On recommendation from @mtnygard and others, I have acquired a copy of How Buildings Learn (Stewart Brand, 1994). Highlights so far:
Buildings are designed not to adapt, but they adapt anyway, because the usages are changing constantly. “The idea is crystalline, the fact fluid.” They’re designed not to adapt because “‘Form ever follows function’ … misled a century of architects into believing that they could really anticipate function.”
We think of buildings as static, because they change at a timescale slower than our notice. They change over generations. Humans operate at some natural timescale, and we see things slower as unchanging, and things faster as transient, insignificant. We are uncomfortable with change in stuff we think of as permanent, like buildings or culture or language. It isn’t permanent, just slower than us.
A jar of honey on its side will leak. The lid doesn’t trap the honey, just slows it down. Imperceptible movement is invisible, until the whole cupboard is sticky.
Software’s pace of change can be unnaturally fast, the opposite of buildings. That makes people uncomfortable. Updating buildings, “we deal with decisions taken long ago for remote reasons.” In software, “long ago” might be last year.

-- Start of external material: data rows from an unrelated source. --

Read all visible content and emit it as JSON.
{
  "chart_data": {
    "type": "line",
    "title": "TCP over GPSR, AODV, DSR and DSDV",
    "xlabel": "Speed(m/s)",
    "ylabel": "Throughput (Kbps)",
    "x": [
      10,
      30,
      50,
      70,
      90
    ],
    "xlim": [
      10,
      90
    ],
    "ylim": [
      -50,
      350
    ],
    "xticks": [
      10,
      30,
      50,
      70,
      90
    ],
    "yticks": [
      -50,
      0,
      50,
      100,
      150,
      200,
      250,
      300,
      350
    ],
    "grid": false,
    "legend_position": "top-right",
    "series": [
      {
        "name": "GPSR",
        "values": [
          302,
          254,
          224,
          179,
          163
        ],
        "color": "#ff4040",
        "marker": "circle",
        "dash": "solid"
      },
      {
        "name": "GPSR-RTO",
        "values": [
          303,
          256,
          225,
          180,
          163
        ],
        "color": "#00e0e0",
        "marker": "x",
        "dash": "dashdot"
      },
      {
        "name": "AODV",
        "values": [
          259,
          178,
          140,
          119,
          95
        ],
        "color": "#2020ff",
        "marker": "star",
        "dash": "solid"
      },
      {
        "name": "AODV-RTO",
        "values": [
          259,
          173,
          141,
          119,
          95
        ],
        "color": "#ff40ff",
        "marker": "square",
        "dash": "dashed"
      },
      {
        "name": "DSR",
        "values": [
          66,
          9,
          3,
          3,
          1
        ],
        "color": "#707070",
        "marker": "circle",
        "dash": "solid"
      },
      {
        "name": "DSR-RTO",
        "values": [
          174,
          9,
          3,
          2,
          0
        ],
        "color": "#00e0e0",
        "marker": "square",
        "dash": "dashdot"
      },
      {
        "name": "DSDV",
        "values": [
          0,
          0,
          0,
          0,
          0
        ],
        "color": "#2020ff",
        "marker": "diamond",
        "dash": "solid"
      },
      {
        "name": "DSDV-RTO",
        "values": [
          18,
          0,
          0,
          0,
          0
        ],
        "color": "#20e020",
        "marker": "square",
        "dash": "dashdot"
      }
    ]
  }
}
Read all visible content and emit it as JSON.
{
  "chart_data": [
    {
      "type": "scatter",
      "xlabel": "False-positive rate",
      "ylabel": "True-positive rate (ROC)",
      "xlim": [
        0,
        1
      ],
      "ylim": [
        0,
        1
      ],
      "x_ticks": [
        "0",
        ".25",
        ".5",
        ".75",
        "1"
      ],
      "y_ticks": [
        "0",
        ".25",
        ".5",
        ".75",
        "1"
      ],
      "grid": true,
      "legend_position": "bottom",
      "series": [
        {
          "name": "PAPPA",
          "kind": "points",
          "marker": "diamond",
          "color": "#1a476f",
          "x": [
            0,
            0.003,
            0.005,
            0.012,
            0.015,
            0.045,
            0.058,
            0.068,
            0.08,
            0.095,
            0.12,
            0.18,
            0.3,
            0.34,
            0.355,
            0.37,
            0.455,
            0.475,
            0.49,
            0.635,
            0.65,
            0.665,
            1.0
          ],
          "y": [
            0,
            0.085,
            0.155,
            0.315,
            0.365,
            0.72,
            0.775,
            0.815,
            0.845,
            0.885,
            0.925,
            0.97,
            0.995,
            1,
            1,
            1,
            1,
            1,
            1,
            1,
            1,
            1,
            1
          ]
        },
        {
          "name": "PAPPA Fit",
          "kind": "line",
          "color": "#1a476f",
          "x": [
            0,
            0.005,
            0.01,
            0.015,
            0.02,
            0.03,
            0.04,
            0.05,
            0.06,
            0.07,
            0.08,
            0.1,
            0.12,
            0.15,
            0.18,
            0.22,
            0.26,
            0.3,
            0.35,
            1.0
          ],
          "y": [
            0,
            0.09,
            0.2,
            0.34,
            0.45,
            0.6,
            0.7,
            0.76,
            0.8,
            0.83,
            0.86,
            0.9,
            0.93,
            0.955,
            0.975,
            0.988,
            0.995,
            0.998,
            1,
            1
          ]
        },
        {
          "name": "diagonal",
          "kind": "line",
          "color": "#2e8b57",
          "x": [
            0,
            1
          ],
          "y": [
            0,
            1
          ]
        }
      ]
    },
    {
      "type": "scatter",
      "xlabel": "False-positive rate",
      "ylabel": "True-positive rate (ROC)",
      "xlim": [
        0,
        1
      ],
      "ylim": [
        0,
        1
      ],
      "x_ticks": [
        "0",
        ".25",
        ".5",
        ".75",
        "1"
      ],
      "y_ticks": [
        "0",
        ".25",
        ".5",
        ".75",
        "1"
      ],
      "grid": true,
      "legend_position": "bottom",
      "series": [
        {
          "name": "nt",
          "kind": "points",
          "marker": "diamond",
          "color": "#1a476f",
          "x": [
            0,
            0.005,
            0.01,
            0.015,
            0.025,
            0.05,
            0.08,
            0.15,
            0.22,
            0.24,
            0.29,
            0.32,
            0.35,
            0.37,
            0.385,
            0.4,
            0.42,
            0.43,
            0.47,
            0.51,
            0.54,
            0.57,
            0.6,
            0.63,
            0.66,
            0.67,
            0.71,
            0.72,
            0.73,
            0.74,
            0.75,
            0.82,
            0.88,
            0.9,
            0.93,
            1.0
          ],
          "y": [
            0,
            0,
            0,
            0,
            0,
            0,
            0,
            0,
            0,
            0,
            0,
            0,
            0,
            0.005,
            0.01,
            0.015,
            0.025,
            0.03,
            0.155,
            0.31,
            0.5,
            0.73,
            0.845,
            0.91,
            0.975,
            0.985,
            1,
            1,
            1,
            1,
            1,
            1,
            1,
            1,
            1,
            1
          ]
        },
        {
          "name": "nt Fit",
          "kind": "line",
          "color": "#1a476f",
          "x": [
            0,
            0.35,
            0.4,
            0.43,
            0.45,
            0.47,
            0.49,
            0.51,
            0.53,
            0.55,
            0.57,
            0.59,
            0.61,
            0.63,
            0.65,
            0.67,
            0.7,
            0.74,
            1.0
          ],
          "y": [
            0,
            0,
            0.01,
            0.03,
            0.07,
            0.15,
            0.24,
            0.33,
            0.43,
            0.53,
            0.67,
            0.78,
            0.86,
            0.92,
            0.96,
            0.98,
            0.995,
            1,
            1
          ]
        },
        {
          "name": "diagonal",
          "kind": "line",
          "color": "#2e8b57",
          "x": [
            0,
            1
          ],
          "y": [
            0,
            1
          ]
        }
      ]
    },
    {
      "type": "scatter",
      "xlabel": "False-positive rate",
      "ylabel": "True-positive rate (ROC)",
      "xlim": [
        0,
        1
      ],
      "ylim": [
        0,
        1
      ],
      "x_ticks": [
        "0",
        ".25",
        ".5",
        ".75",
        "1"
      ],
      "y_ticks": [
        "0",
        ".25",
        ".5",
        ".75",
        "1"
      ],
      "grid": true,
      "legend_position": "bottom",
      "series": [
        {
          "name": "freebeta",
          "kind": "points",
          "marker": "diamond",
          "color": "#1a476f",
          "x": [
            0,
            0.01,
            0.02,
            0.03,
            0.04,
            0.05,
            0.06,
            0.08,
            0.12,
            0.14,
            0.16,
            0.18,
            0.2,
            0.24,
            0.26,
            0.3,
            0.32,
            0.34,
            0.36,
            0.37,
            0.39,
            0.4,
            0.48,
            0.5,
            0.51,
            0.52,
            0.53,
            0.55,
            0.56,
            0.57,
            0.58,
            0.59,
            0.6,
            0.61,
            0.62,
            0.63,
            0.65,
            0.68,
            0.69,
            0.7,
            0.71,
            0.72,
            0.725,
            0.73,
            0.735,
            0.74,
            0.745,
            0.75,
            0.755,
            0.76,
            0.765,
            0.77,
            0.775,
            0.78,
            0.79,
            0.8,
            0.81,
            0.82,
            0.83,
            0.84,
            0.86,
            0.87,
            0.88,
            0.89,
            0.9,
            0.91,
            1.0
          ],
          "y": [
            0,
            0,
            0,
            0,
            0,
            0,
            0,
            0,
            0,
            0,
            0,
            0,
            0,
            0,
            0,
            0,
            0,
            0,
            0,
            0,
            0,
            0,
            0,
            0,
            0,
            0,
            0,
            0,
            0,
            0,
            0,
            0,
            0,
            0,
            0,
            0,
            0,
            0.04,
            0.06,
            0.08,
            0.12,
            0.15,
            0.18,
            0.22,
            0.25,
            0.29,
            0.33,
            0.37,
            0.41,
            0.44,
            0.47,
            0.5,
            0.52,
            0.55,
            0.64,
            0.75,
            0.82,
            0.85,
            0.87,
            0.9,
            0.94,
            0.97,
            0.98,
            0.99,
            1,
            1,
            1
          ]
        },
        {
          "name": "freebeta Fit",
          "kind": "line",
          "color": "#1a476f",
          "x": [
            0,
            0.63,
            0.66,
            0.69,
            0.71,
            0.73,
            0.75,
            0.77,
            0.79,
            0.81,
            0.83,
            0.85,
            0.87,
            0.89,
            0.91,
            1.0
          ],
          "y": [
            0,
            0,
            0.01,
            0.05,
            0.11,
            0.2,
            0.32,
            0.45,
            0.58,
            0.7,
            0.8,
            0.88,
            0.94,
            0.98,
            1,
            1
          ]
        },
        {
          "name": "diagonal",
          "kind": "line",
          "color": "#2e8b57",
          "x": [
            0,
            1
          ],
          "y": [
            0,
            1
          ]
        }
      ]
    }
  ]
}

As usages change, so must our environs, in brick and in computers.
What changes faster than usages? Fashion. “Buildings are treated by fashion as big, difficult clothing, always lagging embarrassingly behind the mode of the day. This issue has nothing to do with function.” The latest hot tech may not improve on the value of your legacy software. “The meaningless change of fashion often obstructs necessary change.”